Schlecht bezahlt und befristet – die Unsicherheit macht insbesondere Geringverdienern stark zu schaffen. Viele müssen mit Hartz IV aufstocken. Aber aufgrund der strukturellen Bedingungen ist es kaum möglich, dem Niedriglohnsektor zu entkommen.

Arbeitsminister Hubertus Heil (SPD) hat jetzt einen Gesetzentwurf zur Einschränkung sachgrundloser Befristung vorgelegt. Damit soll die Häufigkeit und Dauer  befristeter Beschäftigungsverhältnisse verringert werden. In dem Entwurf heißt es, dass Befristungen nur noch einmal statt dreimal verlängert werden können und die Dauer der Befristung von 24 auf 18 Monate verringert werden soll. Insbesondere in großen Unternehmen soll die Zahl der befristet angestellten Arbeitnehmern auf maximal 2,5 Prozent reduziert werden. Außerdem sollen befristete Arbeitsverträge mit demselben Arbeitgeber auf eine Höchstdauer von fünf Jahren begrenzt werden. Mit dem Entwurf solle auch die Umgehung des Kündigungsschutzes verhindert werden, so Heil. Die Union zeigt sich bisher verhalten über den Vorschlag.

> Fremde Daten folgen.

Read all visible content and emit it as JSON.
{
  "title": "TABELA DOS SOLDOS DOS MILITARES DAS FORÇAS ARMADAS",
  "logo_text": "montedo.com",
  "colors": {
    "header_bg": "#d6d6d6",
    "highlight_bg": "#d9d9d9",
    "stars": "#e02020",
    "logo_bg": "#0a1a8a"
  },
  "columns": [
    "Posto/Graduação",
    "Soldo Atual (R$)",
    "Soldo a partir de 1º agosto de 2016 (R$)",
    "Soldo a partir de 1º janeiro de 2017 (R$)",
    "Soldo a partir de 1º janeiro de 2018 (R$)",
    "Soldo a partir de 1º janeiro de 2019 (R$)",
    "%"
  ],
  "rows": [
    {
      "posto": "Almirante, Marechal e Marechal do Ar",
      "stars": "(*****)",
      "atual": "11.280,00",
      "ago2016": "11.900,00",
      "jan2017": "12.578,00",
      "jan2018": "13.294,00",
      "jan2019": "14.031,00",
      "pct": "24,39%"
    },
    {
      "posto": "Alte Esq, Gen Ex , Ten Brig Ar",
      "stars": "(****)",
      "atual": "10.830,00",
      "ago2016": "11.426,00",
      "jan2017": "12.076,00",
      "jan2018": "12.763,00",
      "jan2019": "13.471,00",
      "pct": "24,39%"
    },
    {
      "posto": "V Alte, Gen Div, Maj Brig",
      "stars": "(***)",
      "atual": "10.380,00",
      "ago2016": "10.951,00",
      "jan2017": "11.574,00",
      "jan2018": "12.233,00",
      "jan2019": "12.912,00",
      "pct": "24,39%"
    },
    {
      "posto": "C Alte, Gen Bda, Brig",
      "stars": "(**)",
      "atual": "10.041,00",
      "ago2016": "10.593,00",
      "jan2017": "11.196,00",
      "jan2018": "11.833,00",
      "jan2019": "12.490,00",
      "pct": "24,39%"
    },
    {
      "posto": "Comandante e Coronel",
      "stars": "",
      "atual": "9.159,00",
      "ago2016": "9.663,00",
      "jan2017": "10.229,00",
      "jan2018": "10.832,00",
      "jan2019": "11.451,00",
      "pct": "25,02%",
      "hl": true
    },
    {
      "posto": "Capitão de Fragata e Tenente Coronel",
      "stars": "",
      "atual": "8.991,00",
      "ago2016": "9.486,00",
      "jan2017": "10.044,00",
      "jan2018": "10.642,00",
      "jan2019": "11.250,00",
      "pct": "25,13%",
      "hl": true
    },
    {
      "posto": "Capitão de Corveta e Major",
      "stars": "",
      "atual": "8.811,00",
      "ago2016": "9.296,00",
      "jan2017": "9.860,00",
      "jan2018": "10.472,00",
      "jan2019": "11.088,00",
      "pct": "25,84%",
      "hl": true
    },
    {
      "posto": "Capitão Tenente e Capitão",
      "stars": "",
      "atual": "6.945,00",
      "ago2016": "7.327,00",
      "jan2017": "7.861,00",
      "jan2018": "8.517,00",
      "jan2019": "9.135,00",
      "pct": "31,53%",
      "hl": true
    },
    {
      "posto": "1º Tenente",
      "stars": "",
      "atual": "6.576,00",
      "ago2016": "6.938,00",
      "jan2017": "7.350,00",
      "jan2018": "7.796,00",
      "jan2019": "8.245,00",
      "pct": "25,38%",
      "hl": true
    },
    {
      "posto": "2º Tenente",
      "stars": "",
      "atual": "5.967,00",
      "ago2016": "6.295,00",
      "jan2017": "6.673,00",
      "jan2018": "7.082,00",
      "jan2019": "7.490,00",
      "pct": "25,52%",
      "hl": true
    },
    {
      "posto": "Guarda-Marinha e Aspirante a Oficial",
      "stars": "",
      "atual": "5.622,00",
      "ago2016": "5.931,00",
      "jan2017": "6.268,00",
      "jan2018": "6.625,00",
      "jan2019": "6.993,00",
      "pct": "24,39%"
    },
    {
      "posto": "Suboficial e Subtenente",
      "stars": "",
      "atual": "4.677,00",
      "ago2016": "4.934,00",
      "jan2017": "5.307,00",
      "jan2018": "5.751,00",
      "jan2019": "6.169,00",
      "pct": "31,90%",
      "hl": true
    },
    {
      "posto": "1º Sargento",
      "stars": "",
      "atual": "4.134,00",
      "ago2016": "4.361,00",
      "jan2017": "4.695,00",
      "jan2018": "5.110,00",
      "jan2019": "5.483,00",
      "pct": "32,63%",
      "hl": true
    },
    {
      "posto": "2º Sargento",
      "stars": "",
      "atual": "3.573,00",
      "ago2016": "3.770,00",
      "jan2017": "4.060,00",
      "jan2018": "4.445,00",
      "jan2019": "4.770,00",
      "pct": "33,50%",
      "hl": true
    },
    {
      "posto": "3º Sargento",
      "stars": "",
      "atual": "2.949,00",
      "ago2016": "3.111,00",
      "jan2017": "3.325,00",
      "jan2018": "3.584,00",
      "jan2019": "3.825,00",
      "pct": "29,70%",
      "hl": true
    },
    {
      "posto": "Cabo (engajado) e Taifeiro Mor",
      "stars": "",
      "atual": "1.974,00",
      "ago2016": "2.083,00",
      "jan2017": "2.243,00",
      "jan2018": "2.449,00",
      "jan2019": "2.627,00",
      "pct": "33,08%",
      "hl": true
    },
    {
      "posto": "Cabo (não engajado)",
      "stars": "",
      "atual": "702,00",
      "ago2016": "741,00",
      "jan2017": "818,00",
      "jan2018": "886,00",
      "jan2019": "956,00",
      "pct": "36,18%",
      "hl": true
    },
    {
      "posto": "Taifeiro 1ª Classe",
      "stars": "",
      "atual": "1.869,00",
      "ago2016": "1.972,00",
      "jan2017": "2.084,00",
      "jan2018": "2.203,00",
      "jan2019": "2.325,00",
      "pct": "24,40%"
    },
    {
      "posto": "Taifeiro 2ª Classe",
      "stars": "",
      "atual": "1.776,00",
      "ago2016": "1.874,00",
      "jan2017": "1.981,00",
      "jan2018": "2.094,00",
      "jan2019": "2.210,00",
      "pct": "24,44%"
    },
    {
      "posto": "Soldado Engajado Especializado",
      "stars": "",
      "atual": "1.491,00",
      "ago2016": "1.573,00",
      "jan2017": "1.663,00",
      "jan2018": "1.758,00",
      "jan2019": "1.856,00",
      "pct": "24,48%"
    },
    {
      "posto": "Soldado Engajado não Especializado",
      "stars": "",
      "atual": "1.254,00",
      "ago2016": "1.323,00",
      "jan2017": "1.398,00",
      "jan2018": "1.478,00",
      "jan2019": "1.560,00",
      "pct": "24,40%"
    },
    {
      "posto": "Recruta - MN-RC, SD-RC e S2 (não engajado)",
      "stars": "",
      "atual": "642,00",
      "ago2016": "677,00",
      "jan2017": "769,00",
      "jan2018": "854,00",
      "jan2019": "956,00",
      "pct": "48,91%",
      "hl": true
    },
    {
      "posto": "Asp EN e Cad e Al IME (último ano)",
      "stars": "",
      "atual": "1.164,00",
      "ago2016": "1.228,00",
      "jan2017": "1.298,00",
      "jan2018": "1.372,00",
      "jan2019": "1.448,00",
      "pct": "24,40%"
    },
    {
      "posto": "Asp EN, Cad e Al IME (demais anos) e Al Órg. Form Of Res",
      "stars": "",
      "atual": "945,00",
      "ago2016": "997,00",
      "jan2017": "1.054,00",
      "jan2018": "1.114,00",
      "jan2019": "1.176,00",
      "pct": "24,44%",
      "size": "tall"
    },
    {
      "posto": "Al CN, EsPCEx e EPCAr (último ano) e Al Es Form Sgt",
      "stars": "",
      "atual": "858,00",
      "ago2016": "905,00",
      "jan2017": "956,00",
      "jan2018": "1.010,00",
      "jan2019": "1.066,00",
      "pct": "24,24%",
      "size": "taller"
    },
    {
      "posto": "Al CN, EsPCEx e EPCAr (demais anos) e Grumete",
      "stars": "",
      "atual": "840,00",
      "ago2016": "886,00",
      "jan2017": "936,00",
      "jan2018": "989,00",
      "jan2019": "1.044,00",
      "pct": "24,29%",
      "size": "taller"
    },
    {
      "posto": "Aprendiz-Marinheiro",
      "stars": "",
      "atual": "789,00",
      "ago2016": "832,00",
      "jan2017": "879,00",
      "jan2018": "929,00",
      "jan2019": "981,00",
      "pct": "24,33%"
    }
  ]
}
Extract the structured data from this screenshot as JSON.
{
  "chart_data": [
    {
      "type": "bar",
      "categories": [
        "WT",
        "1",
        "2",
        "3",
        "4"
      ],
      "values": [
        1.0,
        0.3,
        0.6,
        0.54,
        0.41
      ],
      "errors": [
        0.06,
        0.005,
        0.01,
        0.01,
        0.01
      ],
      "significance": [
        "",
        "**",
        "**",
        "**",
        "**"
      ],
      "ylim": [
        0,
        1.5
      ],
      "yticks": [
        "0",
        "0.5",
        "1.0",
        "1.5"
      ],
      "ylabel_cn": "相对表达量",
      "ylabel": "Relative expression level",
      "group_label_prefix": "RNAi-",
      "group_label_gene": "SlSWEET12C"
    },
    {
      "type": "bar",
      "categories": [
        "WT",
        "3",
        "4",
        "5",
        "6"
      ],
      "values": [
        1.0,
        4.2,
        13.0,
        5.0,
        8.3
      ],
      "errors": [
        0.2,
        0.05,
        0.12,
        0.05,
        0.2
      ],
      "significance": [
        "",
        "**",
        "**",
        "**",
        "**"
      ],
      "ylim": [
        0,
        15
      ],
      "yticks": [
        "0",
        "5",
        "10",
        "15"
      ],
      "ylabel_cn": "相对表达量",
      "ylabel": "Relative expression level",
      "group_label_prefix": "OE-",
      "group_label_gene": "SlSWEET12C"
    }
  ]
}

Um die strukturellen Probleme prekärer Beschäftigung zu lösen, geht der Gesetzentwurf ohnehin viel zu kurz. Eine wesentliche Erhöhung des Mindestlohns sowie der Hartz IV-Regelsätze wären notwendig, um Chancen für den wirtschaftlichen Aufstieg zu schaffen und Arbeitnehmern mehr Sicherheit zu geben.